Bienvenue dans un univers de mythes et d’illusions !

Jusque dernièrement, l’élite de l’UE s’est montrée complaisante à l’égard de la « démocratie » israélienne. La régularité des élections était considérée comme une preuve que la liberté régnait dans cette petite oasis.

Ce n’est que lorsqu’une coalition rudimentaire a entamé son offensive contre la justice que l’UE s’est mise à traiter la « démocratie » israélienne comme une espèce en danger.

Dans ce monde de mythes et d’illusions, personne ne reconnaît qu’Israël était bien décidé à empêcher les Palestiniens de disposer des moindres droits démocratiques.

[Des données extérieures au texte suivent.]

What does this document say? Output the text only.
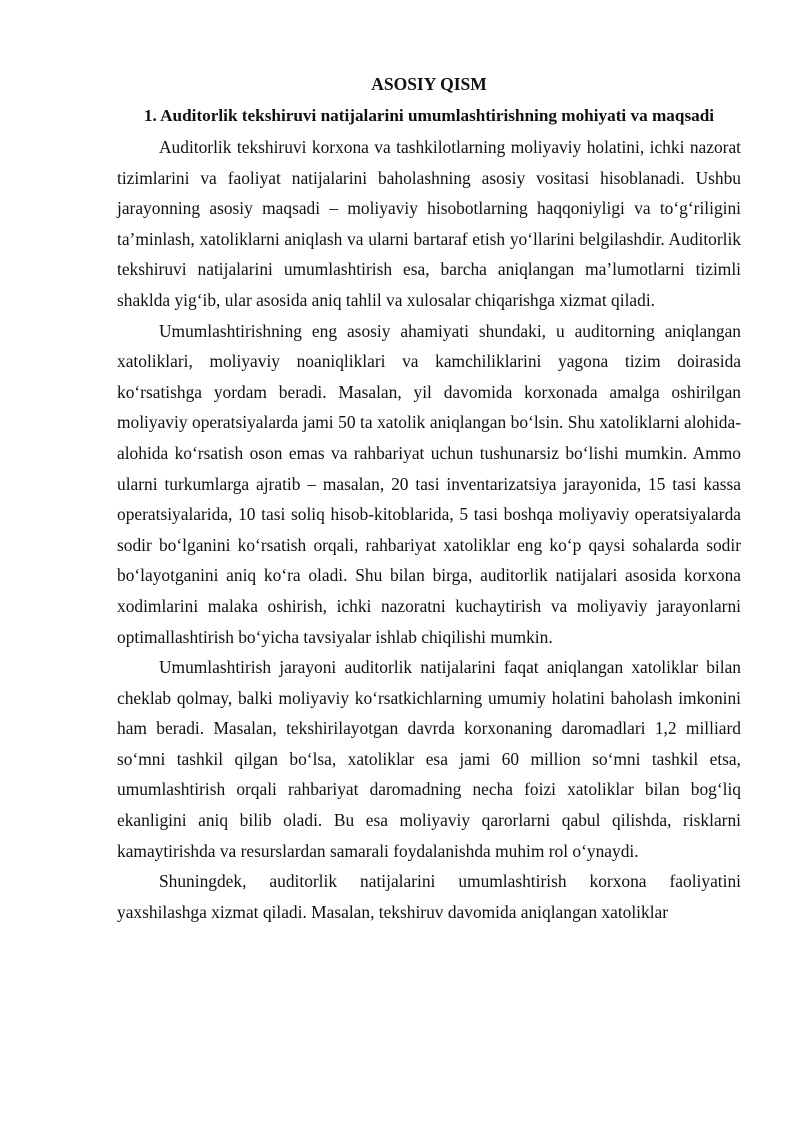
ASOSIY QISM
1. Auditorlik tekshiruvi natijalarini umumlashtirishning mohiyati va maqsadi

Auditorlik tekshiruvi korxona va tashkilotlarning moliyaviy holatini, ichki nazorat tizimlarini va faoliyat natijalarini baholashning asosiy vositasi hisoblanadi. Ushbu jarayonning asosiy maqsadi – moliyaviy hisobotlarning haqqoniyligi va to‘g‘riligini ta’minlash, xatoliklarni aniqlash va ularni bartaraf etish yo‘llarini belgilashdir. Auditorlik tekshiruvi natijalarini umumlashtirish esa, barcha aniqlangan ma’lumotlarni tizimli shaklda yig‘ib, ular asosida aniq tahlil va xulosalar chiqarishga xizmat qiladi.

Umumlashtirishning eng asosiy ahamiyati shundaki, u auditorning aniqlangan xatoliklari, moliyaviy noaniqliklari va kamchiliklarini yagona tizim doirasida ko‘rsatishga yordam beradi. Masalan, yil davomida korxonada amalga oshirilgan moliyaviy operatsiyalarda jami 50 ta xatolik aniqlangan bo‘lsin. Shu xatoliklarni alohida-alohida ko‘rsatish oson emas va rahbariyat uchun tushunarsiz bo‘lishi mumkin. Ammo ularni turkumlarga ajratib – masalan, 20 tasi inventarizatsiya jarayonida, 15 tasi kassa operatsiyalarida, 10 tasi soliq hisob-kitoblarida, 5 tasi boshqa moliyaviy operatsiyalarda sodir bo‘lganini ko‘rsatish orqali, rahbariyat xatoliklar eng ko‘p qaysi sohalarda sodir bo‘layotganini aniq ko‘ra oladi. Shu bilan birga, auditorlik natijalari asosida korxona xodimlarini malaka oshirish, ichki nazoratni kuchaytirish va moliyaviy jarayonlarni optimallashtirish bo‘yicha tavsiyalar ishlab chiqilishi mumkin.

Umumlashtirish jarayoni auditorlik natijalarini faqat aniqlangan xatoliklar bilan cheklab qolmay, balki moliyaviy ko‘rsatkichlarning umumiy holatini baholash imkonini ham beradi. Masalan, tekshirilayotgan davrda korxonaning daromadlari 1,2 milliard so‘mni tashkil qilgan bo‘lsa, xatoliklar esa jami 60 million so‘mni tashkil etsa, umumlashtirish orqali rahbariyat daromadning necha foizi xatoliklar bilan bog‘liq ekanligini aniq bilib oladi. Bu esa moliyaviy qarorlarni qabul qilishda, risklarni kamaytirishda va resurslardan samarali foydalanishda muhim rol o‘ynaydi.

Shuningdek, auditorlik natijalarini umumlashtirish korxona faoliyatini yaxshilashga xizmat qiladi. Masalan, tekshiruv davomida aniqlangan xatoliklar
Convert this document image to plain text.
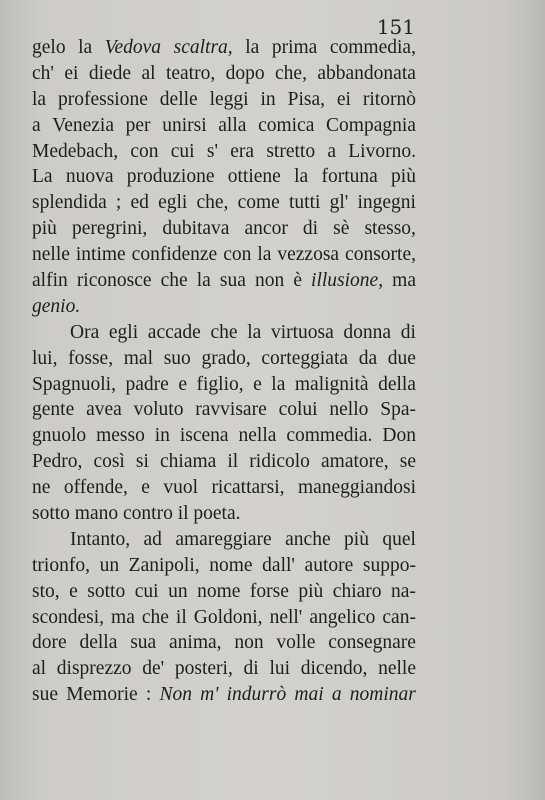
151
gelo la Vedova scaltra, la prima commedia,
ch' ei diede al teatro, dopo che, abbandonata
la professione delle leggi in Pisa, ei ritornò
a Venezia per unirsi alla comica Compagnia
Medebach, con cui s' era stretto a Livorno.
La nuova produzione ottiene la fortuna più
splendida ; ed egli che, come tutti gl' ingegni
più peregrini, dubitava ancor di sè stesso,
nelle intime confidenze con la vezzosa consorte,
alfin riconosce che la sua non è illusione, ma
genio.
Ora egli accade che la virtuosa donna di
lui, fosse, mal suo grado, corteggiata da due
Spagnuoli, padre e figlio, e la malignità della
gente avea voluto ravvisare colui nello Spa-
gnuolo messo in iscena nella commedia. Don
Pedro, così si chiama il ridicolo amatore, se
ne offende, e vuol ricattarsi, maneggiandosi
sotto mano contro il poeta.
Intanto, ad amareggiare anche più quel
trionfo, un Zanipoli, nome dall' autore suppo-
sto, e sotto cui un nome forse più chiaro na-
scondesi, ma che il Goldoni, nell' angelico can-
dore della sua anima, non volle consegnare
al disprezzo de' posteri, di lui dicendo, nelle
sue Memorie : Non m' indurrò mai a nominar
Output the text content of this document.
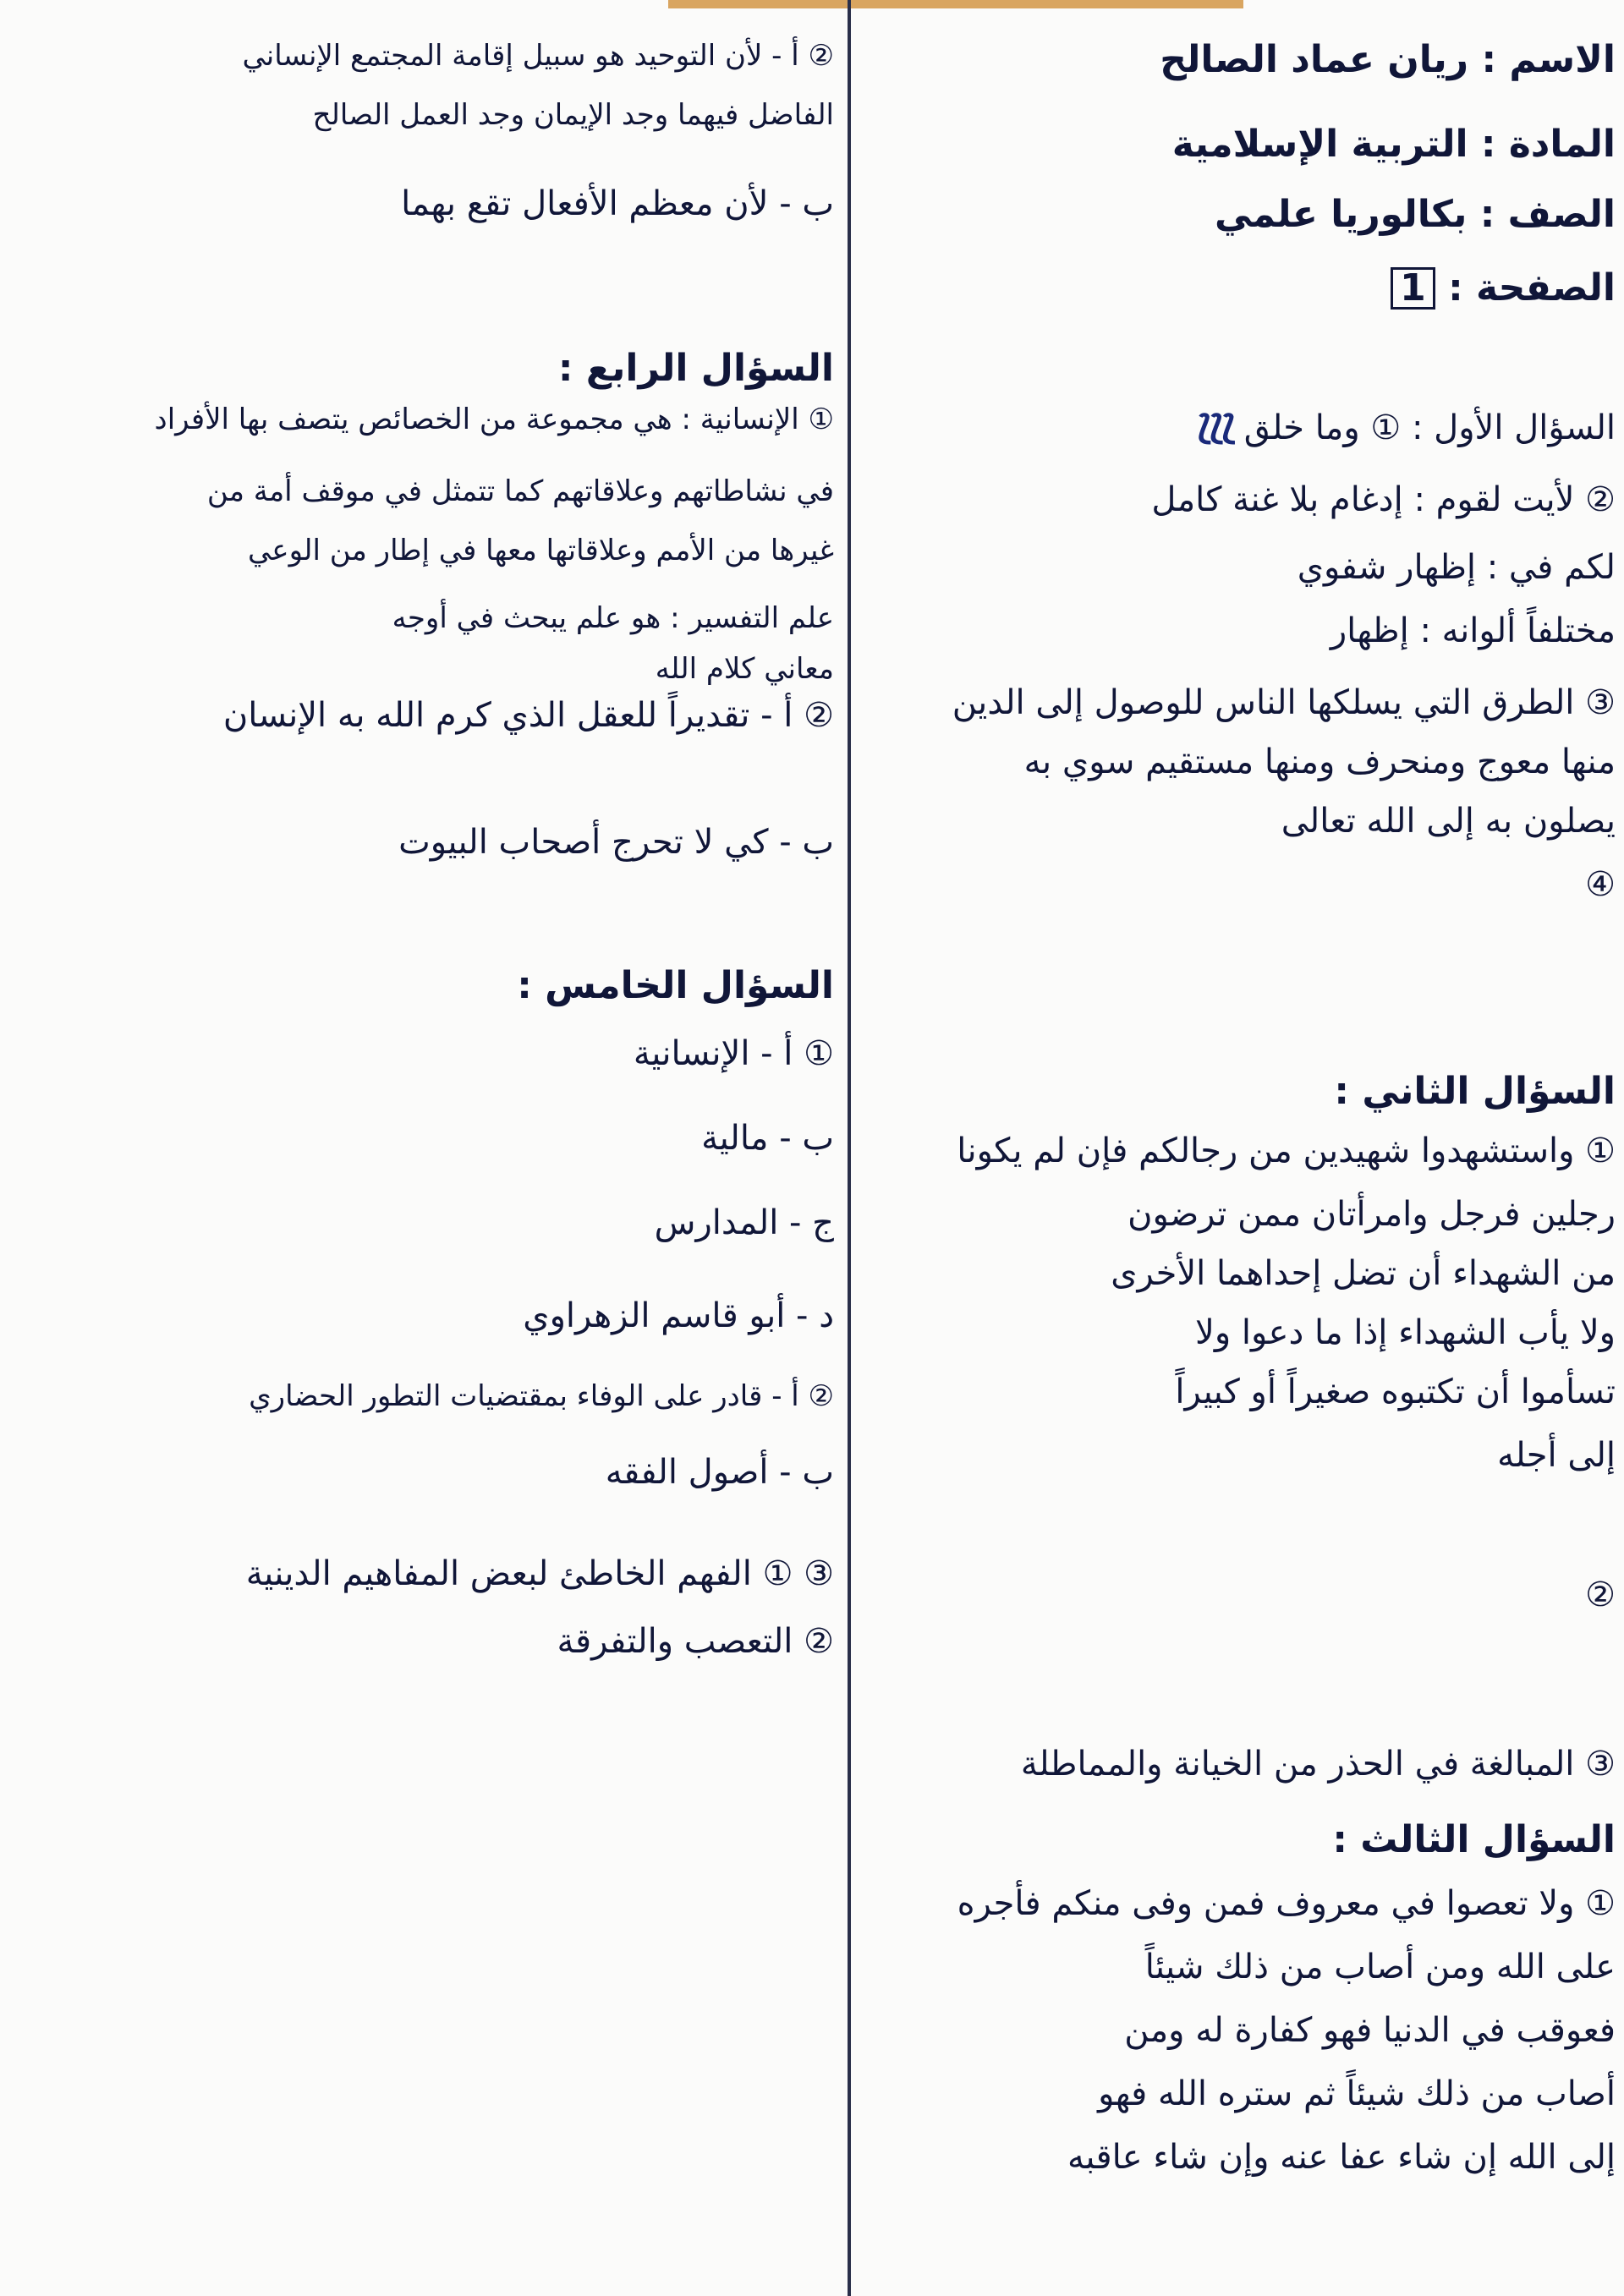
الاسم : ريان عماد الصالح
المادة : التربية الإسلامية
الصف : بكالوريا علمي
الصفحة : 1
السؤال الأول : ① وما خلق ⟆⟆⟆
② لأيت لقوم : إدغام بلا غنة كامل
لكم في : إظهار شفوي
مختلفاً ألوانه : إظهار
③ الطرق التي يسلكها الناس للوصول إلى الدين
منها معوج ومنحرف ومنها مستقيم سوي به
يصلون به إلى الله تعالى
④
السؤال الثاني :
① واستشهدوا شهيدين من رجالكم فإن لم يكونا
رجلين فرجل وامرأتان ممن ترضون
من الشهداء أن تضل إحداهما الأخرى
ولا يأب الشهداء إذا ما دعوا ولا
تسأموا أن تكتبوه صغيراً أو كبيراً
إلى أجله
②
③ المبالغة في الحذر من الخيانة والمماطلة
السؤال الثالث :
① ولا تعصوا في معروف فمن وفى منكم فأجره
على الله ومن أصاب من ذلك شيئاً
فعوقب في الدنيا فهو كفارة له ومن
أصاب من ذلك شيئاً ثم ستره الله فهو
إلى الله إن شاء عفا عنه وإن شاء عاقبه
② أ - لأن التوحيد هو سبيل إقامة المجتمع الإنساني
الفاضل فيهما وجد الإيمان وجد العمل الصالح
ب - لأن معظم الأفعال تقع بهما
السؤال الرابع :
① الإنسانية : هي مجموعة من الخصائص يتصف بها الأفراد
في نشاطاتهم وعلاقاتهم كما تتمثل في موقف أمة من
غيرها من الأمم وعلاقاتها معها في إطار من الوعي
علم التفسير : هو علم يبحث في أوجه
معاني كلام الله
② أ - تقديراً للعقل الذي كرم الله به الإنسان
ب - كي لا تحرج أصحاب البيوت
السؤال الخامس :
① أ - الإنسانية
ب - مالية
ج - المدارس
د - أبو قاسم الزهراوي
② أ - قادر على الوفاء بمقتضيات التطور الحضاري
ب - أصول الفقه
③ ① الفهم الخاطئ لبعض المفاهيم الدينية
② التعصب والتفرقة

Les forces de police israéliennes ont joué un rôle essentiel dans l’étouffement de la démocratie. Bien avant que le pyromane d’extrême droite Itamar Ben-Gvir ne devienne le ministre de tutelle de ces forces, son personnel agressait les rassemblements palestiniens – même les enterrements – et pratiquait des exécutions extrajudiciaires.


La facilitation de la cybercriminalité

Malgré – ou peut-être à cause de – cette brutalité, l’Union européenne a accru sa coopération avec les forces policières israéliennes.

Des documents obtenus suite à une requête introduite au nom de la liberté d’information montrent que la police israélienne a participé cette dernière décennie à au moins 16 exercices communs ou autres activités avec l’Agence de l’UE pour la formation des services répressifs. La plupart ont en fait eu lieu au cours de ces trois dernières années.

Les agendas des exercices indiquent que l’agence de formation – connue sous l’acronyme CEPOL – partage le penchant du parlement européen pour la diffusion de mythes et d’illusions.

L’un de ces exercices – voyez plus bas – a eu lieu à Budapest en mars 2022. Il se concentrait sur les « investigations relatives à la cybercriminalité ».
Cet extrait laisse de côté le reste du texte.